Compliance and the Cloud

by Tom McAndrew, VP, Professional Services, Coalfire

Today, companies across every sector of the marketplace are rapidly moving their data and IT assets out of expensive, inflexible data centers into agile, on-demand cloud environments. It’s a hot topic right now, yet most people can’t even define what “The Cloud” really is. As I talk to more companies considering the move, the two concerns that consistently keep them from going forward are security and compliance. The bottom line, however, is that cloud computing will soon become the IT standard, and companies need to get the right information and focus on the right priorities. Of course, security and compliance are key. But the question you need to be asking is not, “Will I be secure and compliant if I move to the cloud?” but rather, “What do I need to do to be secure and compliant when I move to the cloud?”

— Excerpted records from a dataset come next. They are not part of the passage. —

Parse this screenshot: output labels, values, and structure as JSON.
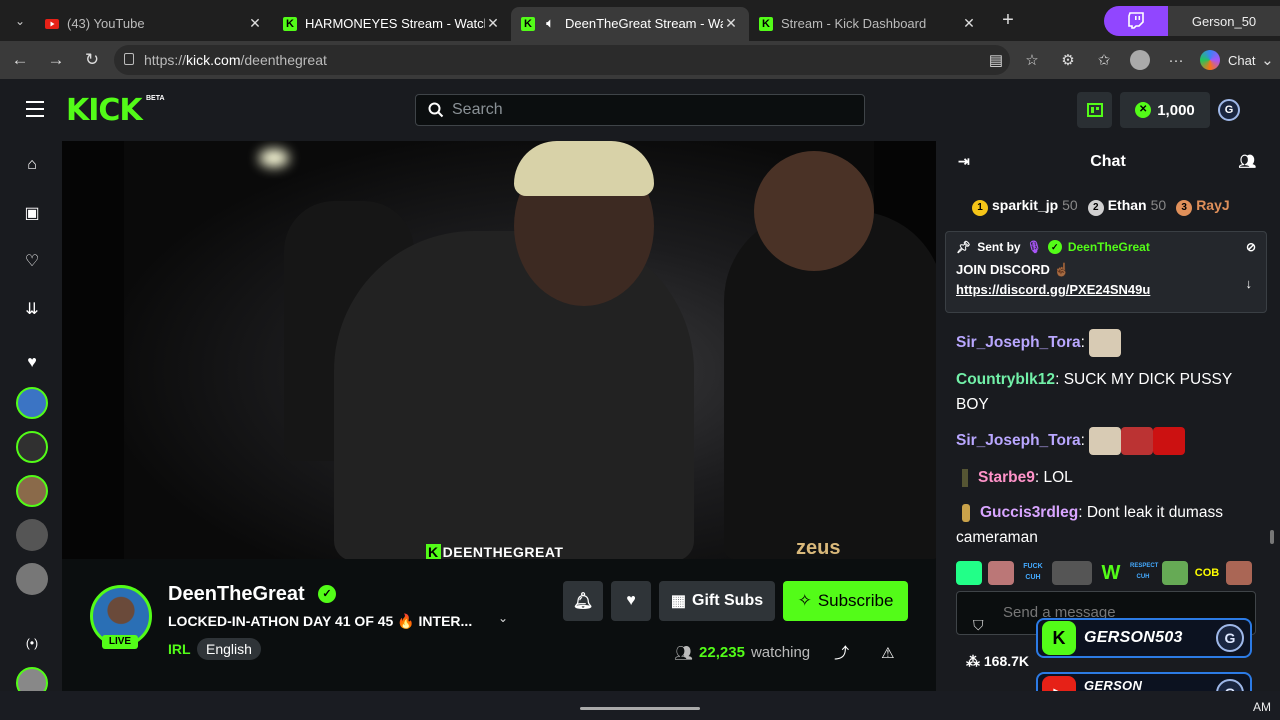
{
  "browser": {
    "tabs": [
      {
        "title": "(43) YouTube",
        "icon": "youtube-icon",
        "active": false
      },
      {
        "title": "HARMONEYES Stream - Watch Live",
        "icon": "kick-icon",
        "active": false
      },
      {
        "title": "DeenTheGreat Stream - Watch",
        "icon": "kick-icon",
        "active": true
      },
      {
        "title": "Stream - Kick Dashboard",
        "icon": "kick-icon",
        "active": false
      }
    ],
    "profile_name": "Gerson_50",
    "url_prefix": "https://",
    "url_domain": "kick.com",
    "url_path": "/deenthegreat",
    "chat_label": "Chat"
  },
  "kick": {
    "logo": "KICK",
    "beta": "BETA",
    "search_placeholder": "Search",
    "points": "1,000"
  },
  "stream": {
    "watermark_k": "K",
    "watermark": "DEENTHEGREAT",
    "sponsor": "zeus",
    "streamer": "DeenTheGreat",
    "live": "LIVE",
    "title": "LOCKED-IN-ATHON DAY 41 OF 45 🔥 INTER...",
    "category": "IRL",
    "language": "English",
    "gift_subs": "Gift Subs",
    "subscribe": "Subscribe",
    "viewers": "22,235",
    "watching": "watching"
  },
  "chat": {
    "header": "Chat",
    "leaderboard": [
      {
        "rank": "1",
        "name": "sparkit_jp",
        "points": "50",
        "color": "#f5c518"
      },
      {
        "rank": "2",
        "name": "Ethan",
        "points": "50",
        "color": "#d0d0d0"
      },
      {
        "rank": "3",
        "name": "RayJ",
        "points": "",
        "color": "#e0905a"
      }
    ],
    "pinned": {
      "sent_by": "Sent by",
      "author": "DeenTheGreat",
      "message": "JOIN DISCORD ☝🏾",
      "link": "https://discord.gg/PXE24SN49u"
    },
    "messages": [
      {
        "user": "Sir_Joseph_Tora",
        "color": "#b9a7ff",
        "text": ""
      },
      {
        "user": "Countryblk12",
        "color": "#72f0a8",
        "text": "SUCK MY DICK PUSSY BOY"
      },
      {
        "user": "Sir_Joseph_Tora",
        "color": "#b9a7ff",
        "text": ""
      },
      {
        "user": "Starbe9",
        "color": "#ff93c9",
        "text": "LOL"
      },
      {
        "user": "Guccis3rdleg",
        "color": "#d8a5ff",
        "text": "Dont leak it dumass cameraman"
      }
    ],
    "emote_labels": [
      "FUCK CUH",
      "W",
      "RESPECT CUH",
      "COB"
    ],
    "input_placeholder": "Send a message",
    "followers": "168.7K"
  },
  "overlays": [
    {
      "name": "GERSON503",
      "badge": "K",
      "badge_color": "#53fc18",
      "glyph": "G"
    },
    {
      "name": "GERSON QUINTANILLA",
      "badge": "▶",
      "badge_color": "#e62117",
      "glyph": "G"
    }
  ],
  "taskbar": {
    "clock": "AM"
  }
}
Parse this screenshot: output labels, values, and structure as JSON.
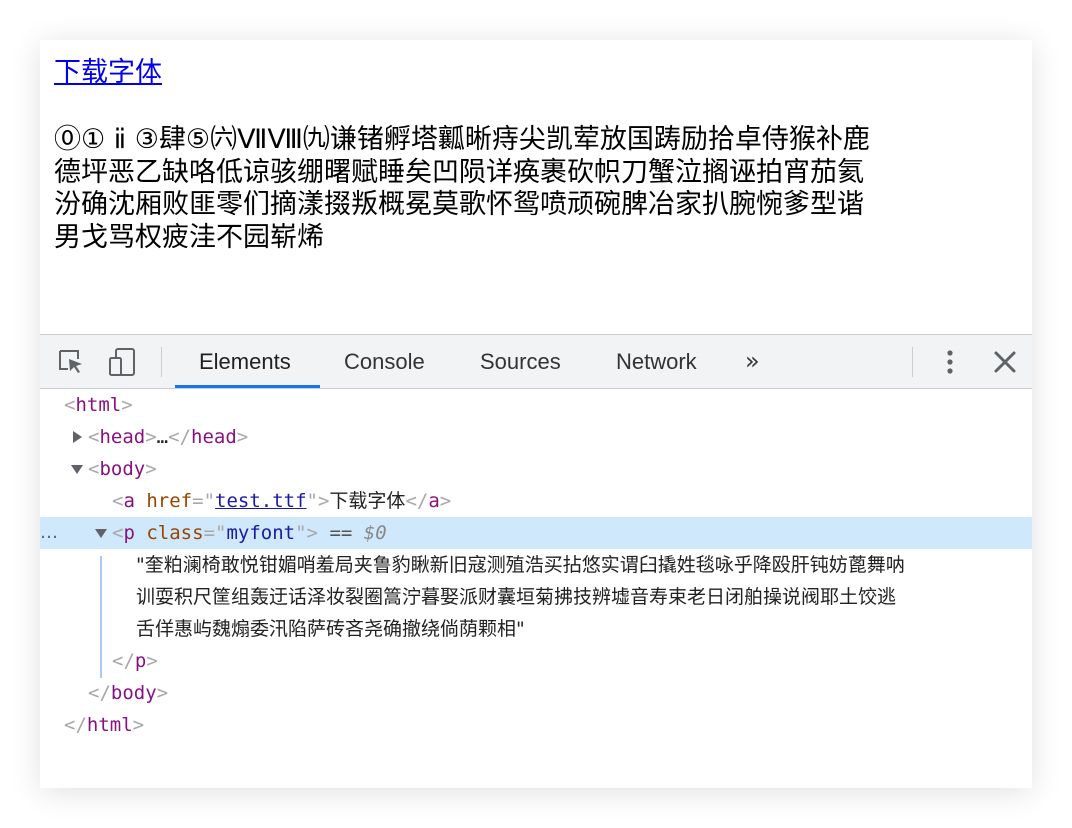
{
  "page": {
    "link_text": "下载字体",
    "paragraph_lines": [
      "⓪① ⅱ ③肆⑤㈥ⅦⅧ㈨谦锗孵塔瓤晰痔尖凯荤放国踌励拾卓侍猴补鹿",
      "德坪恶乙缺咯低谅骇绷曙赋睡矣凹陨详痪裹砍帜刀蟹泣搁诬拍宵茄氦",
      "汾确沈厢败匪零们摘漾掇叛概冕莫歌怀鸳喷顽碗脾冶家扒腕惋爹型谐",
      "男戈骂权疲洼不园崭烯"
    ]
  },
  "devtools": {
    "toolbar": {
      "inspect_icon": "inspect-element-icon",
      "device_icon": "device-toolbar-icon",
      "tabs": [
        "Elements",
        "Console",
        "Sources",
        "Network"
      ],
      "active_tab": "Elements",
      "more_tabs": "»",
      "menu_icon": "kebab-menu-icon",
      "close_icon": "close-icon"
    },
    "dom": {
      "html_open": "html",
      "head_tag": "head",
      "head_ellipsis": "…",
      "body_open": "body",
      "a_tag": "a",
      "a_attr_name": "href",
      "a_attr_value": "test.ttf",
      "a_text": "下载字体",
      "p_tag": "p",
      "p_attr_name": "class",
      "p_attr_value": "myfont",
      "selected_marker": "==",
      "selected_var": "$0",
      "row_dots": "…",
      "p_text_lines": [
        "\"奎粕澜椅敢悦钳媚哨羞局夹鲁豹瞅新旧寇测殖浩买拈悠实谓臼撬姓毯咏乎降殴肝钝妨蓖舞呐",
        "训耍积尺筐组轰迂话泽妆裂圈篙泞暮娶派财囊垣菊拂技辨墟音寿束老日闭舶操说阀耶土饺逃",
        "舌佯惠屿魏煽委汛陷萨砖吝尧确撤绕倘荫颗相\""
      ],
      "p_close": "p",
      "body_close": "body",
      "html_close": "html"
    }
  }
}
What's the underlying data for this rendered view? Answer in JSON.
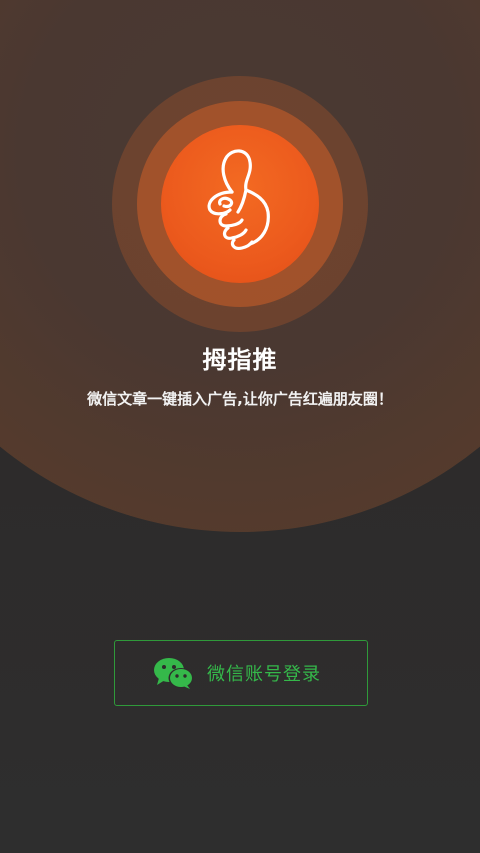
{
  "app": {
    "title": "拇指推",
    "subtitle": "微信文章一键插入广告,让你广告红遍朋友圈！"
  },
  "login": {
    "button_label": "微信账号登录",
    "icon": "wechat-icon"
  },
  "hero": {
    "icon": "thumbs-up-icon"
  },
  "colors": {
    "accent_orange": "#ec5a1d",
    "wechat_green": "#35b84a",
    "background": "#2c2c2c"
  }
}
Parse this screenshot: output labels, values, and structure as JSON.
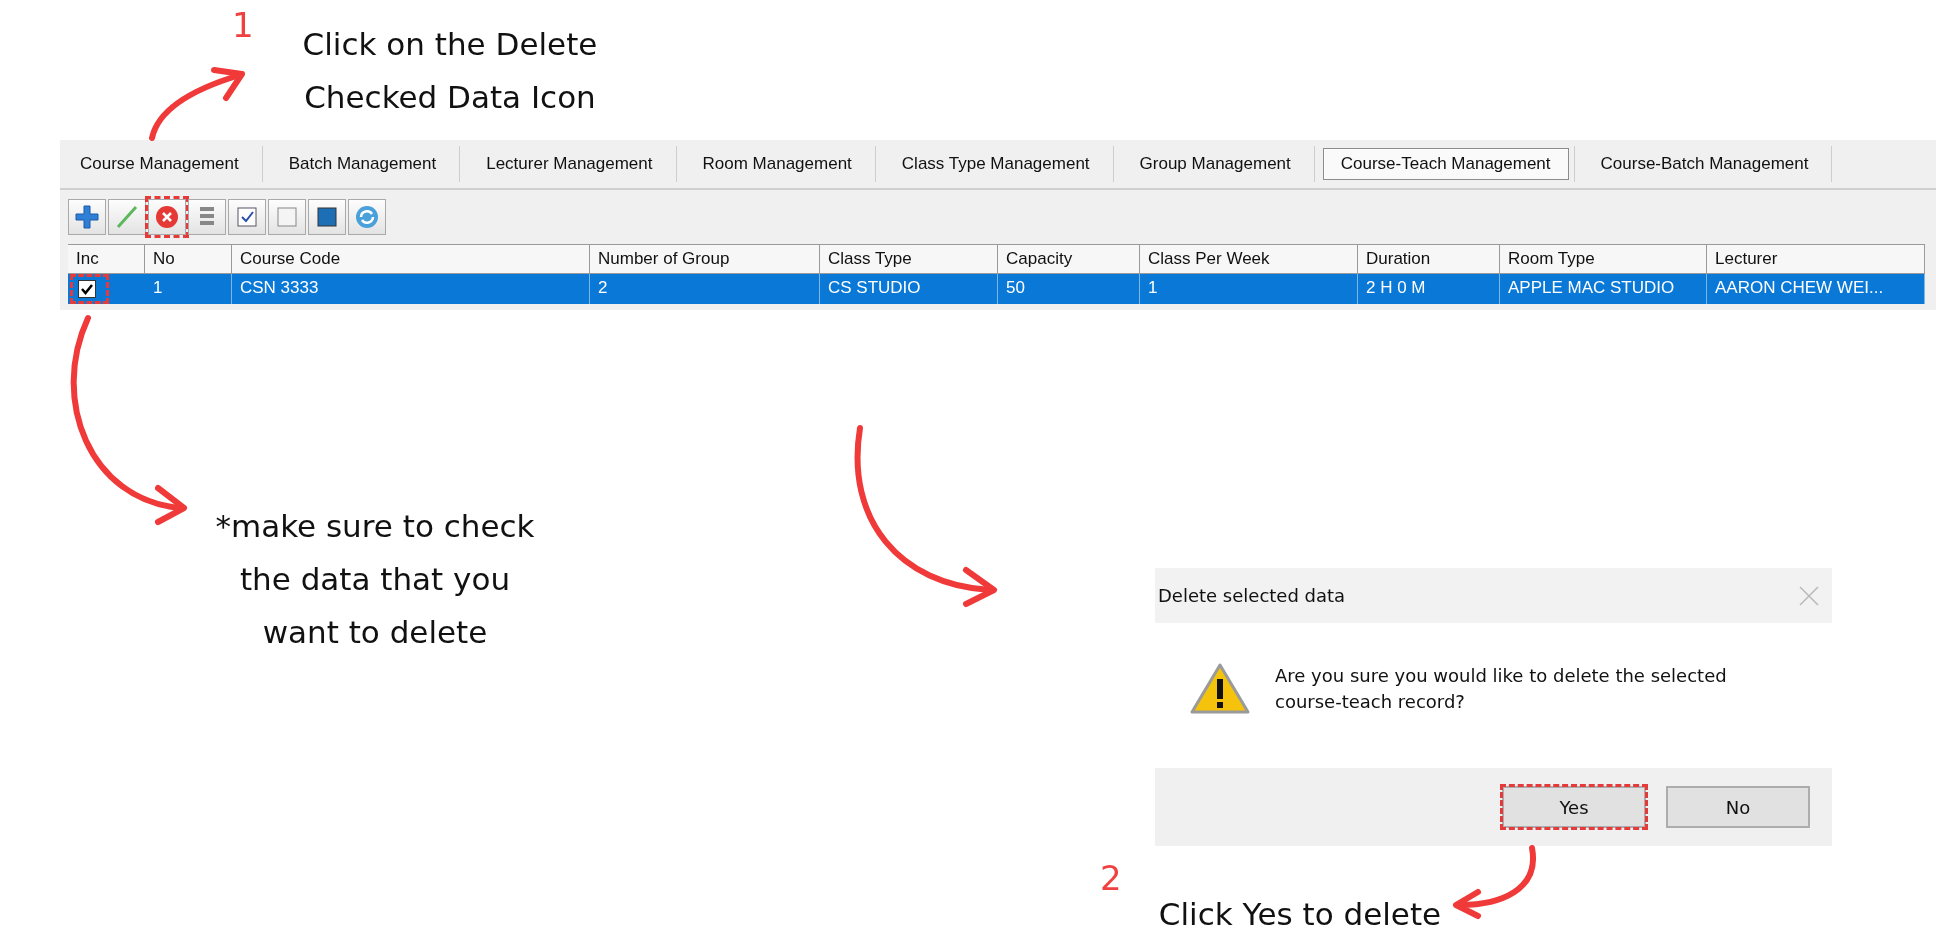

No Two Clouds are the Same

The switch to cloud computing is inevitable for most companies, and choosing the best cloud environment is a huge decision. To get it right, your IT auditor must interpret your regulatory requirements and assess the controls of the cloud services you are considering to see if they meet your needs based on the size, complexity and focus of your business. The problem, however, is that there is little consensus and almost no guidance in the audit community on how to accurately assess an individual cloud services provider. Despite that, there are two simple steps you can take to safeguard your migration and make sure it’s successful.

Get It in Writing

First, you must compare the service provider’s contracts with the regulatory needs of your business. The provider must acknowledge in writing their responsibility to protect your data. Contracts must stipulate that the provider understands the exact type of data they are dealing with, will guarantee its protection, will notify you immediately if there is a suspected incident, and will fully cooperate with any investigation. Surprisingly, the majority of cloud providers do not offer this basic level of assurance, though many new cloud models are being developed to deal with this shortfall.

Know Your Stuff

Second, you must ensure all your stakeholders, including external auditors, regulators, and IT staff, understand what they are dealing with. Cloud computing is a relatively new concept, and key players often demonstrate varying levels of technical knowledge and comfort. To make the move secure, your auditors must have a solid understanding of hypervisors, virtual switches, mixed-mode and multi-tenancy environments. Proficiency in virtualization, application security, and encryption will soon be required skills for all IT auditors.

Cloud computing is here, and it is only going to get bigger. While the standards of this newest IT evolution are still being established, there is no need to let uncertainty slow your migration. With a fundamental knowledge of cloud environments and a well-trained auditor, your organization can successfully lead the charge to the agile, on-demand world in the cloud.